TRAVERSE CITY — Amanda Herman is only 10, but she understands how lucky she is to have clean, dry shelter, running water and enough food to eat.
They’re basic comforts families who live near the Guatemala City garbage dump have never known, said the Glen Lake Community Schools fifth-grader.
“That plastic we use for a fire escape,” she said, gesturing to the outside of her family’s home in Cedar. “Their houses are made of things like that, and tin, and wood scraps.”
Amanda learned about conditions in the slum two years ago when her Spanish teacher gave a presentation about the region and the people who scavenge for their livelihood at the city dump.
“I looked over and I saw that Amanda was tearing up,” said Glen Lake elementary and middle school Spanish teacher Ellen Piña. Piña traveled to Guatemala with a local group called Great Lakes Friends of Safe Passage. “She was very touched by it. She wanted to know right away, ‘What can we do about this situation?’ She’s pretty laid back, but she’s very sensitive to what’s going on, sensitive to other people.”
After learning about Safe Passage, which creates educational programs to help break the generational cycles of poverty experienced by families living near the dump, Amanda decided to raise money for the group by putting her sewing skills to work. Using donated fabric and a $100 sewing machine — a 2010 Christmas present destined to make clothes for her Barbie — she creates cloth bags, purse tissue holders, pillowcases and rice bags.

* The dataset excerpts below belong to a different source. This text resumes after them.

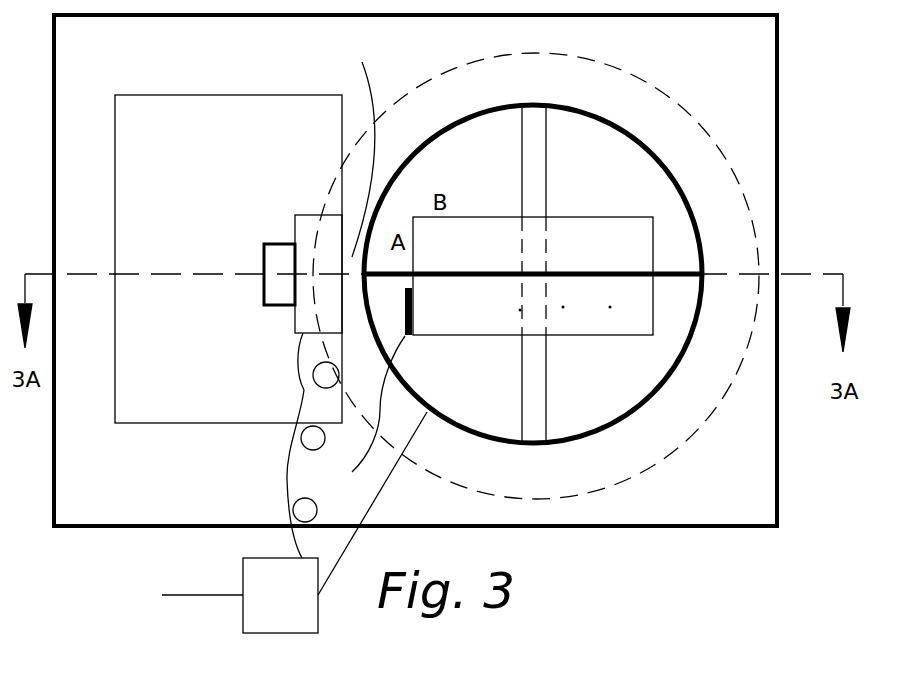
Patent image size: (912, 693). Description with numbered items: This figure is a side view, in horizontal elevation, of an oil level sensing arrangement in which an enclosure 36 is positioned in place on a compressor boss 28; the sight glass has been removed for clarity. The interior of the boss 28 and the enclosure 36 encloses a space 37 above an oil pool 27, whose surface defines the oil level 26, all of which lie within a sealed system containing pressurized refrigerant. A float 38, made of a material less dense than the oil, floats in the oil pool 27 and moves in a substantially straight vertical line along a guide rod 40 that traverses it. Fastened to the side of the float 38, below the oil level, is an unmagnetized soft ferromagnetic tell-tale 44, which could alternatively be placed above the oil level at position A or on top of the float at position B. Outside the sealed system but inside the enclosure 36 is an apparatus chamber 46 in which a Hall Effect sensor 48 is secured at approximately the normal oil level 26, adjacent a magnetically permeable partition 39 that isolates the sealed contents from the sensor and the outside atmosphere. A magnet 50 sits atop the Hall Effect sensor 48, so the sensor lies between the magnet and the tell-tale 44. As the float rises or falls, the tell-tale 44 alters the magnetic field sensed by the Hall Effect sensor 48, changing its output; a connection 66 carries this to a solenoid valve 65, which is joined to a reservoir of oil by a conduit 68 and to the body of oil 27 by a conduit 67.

The oil level 26 is at (630, 272).
The oil pool 27 is at (573, 377).
The compressor boss 28 is at (644, 81).
The enclosure 36 is at (125, 480).
The space 37 is at (433, 182).
The float 38 is at (428, 304).
The magnetically permeable partition 39 is at (349, 151).
The guide rod 40 is at (544, 155).
The ferromagnetic tell-tale 44 is at (359, 413).
The apparatus chamber 46 is at (150, 127).
The Hall Effect sensor 48 is at (296, 333).
The magnet 50 is at (264, 289).
The solenoid valve 65 is at (280, 595).
The connection 66 is at (286, 469).
The conduit 67 is at (372, 510).
The conduit 68 is at (200, 595).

She then sells her creations at various craft shows.
So far she’s raised $2,500 through the project, which included giving away teeth whitening kits in the bags to contributors of $100 or more to Safe Passage. The kits were donated by Suttons Bay dentist Thor Mikesell, whose practice is managed by Amanda’s mother, Becky Herman.
“It’s a great bonding activity for her and I,” said Herman, who foots the bill for supplies like sewing machine needles and thread. “I cut and iron, but she could do it all. She’s a great example for her sister, Faith, who is 5.”
Herman said Amanda’s commitment to the people of the Guatemala City dump goes beyond fundraising. She also works to create awareness of their plight through activities like a school history project in which she portrayed Safe Passage founder Hanley Denning.
Denning, a 29-year-old volunteer from Maine, started Safe Passage in 1999 — an organization that turned out to be her legacy after she died in a car wreck in 2007.
Amanda’s work on the group’s behalf inspired the Great Lakes Friends of Safe Passage to create its first Hanley Denning Award. Amanda received the award at the eighth annual Great Lakes Friends “Fiesta” fundraiser Oct. 19 at the Children’s House in Traverse City.
Eliminating poverty isn’t the grade-schooler’s only cause. She also raised $2,500 for a church in the Ukraine by sewing and selling the bags, along with wallets and cell phone bags. The slogan on her business cards reads: “Making the world a better place, one project at a time.”
“The Lord has blessed us so much and she wants to pass it forward,” said Herman, who oversees Amanda’s email contacts at Amandasews8@yahoo.com.
Amanda hopes her next project involves traveling to Guatemala City herself to volunteer with Safe Passage. More than 550 children from pre-school to high school participate in the organization’s educational programs in three buildings located near the garbage dump. Along with learning English and computer skills, the children receive nutritious meals and healthcare and enjoy sports and creative arts. Their parents attend adult literacy classes, join entrepreneurial cooperatives and participate in parenting programs.
Amanda’s mother hopes to delay the trip for a few more years.
“Amanda’s a very compassionate person and until she’s at least in high school I’m not going to let her go,” she said. “Her heart is so huge I don’t think she’s emotionally ready to go see (the poverty) for herself.”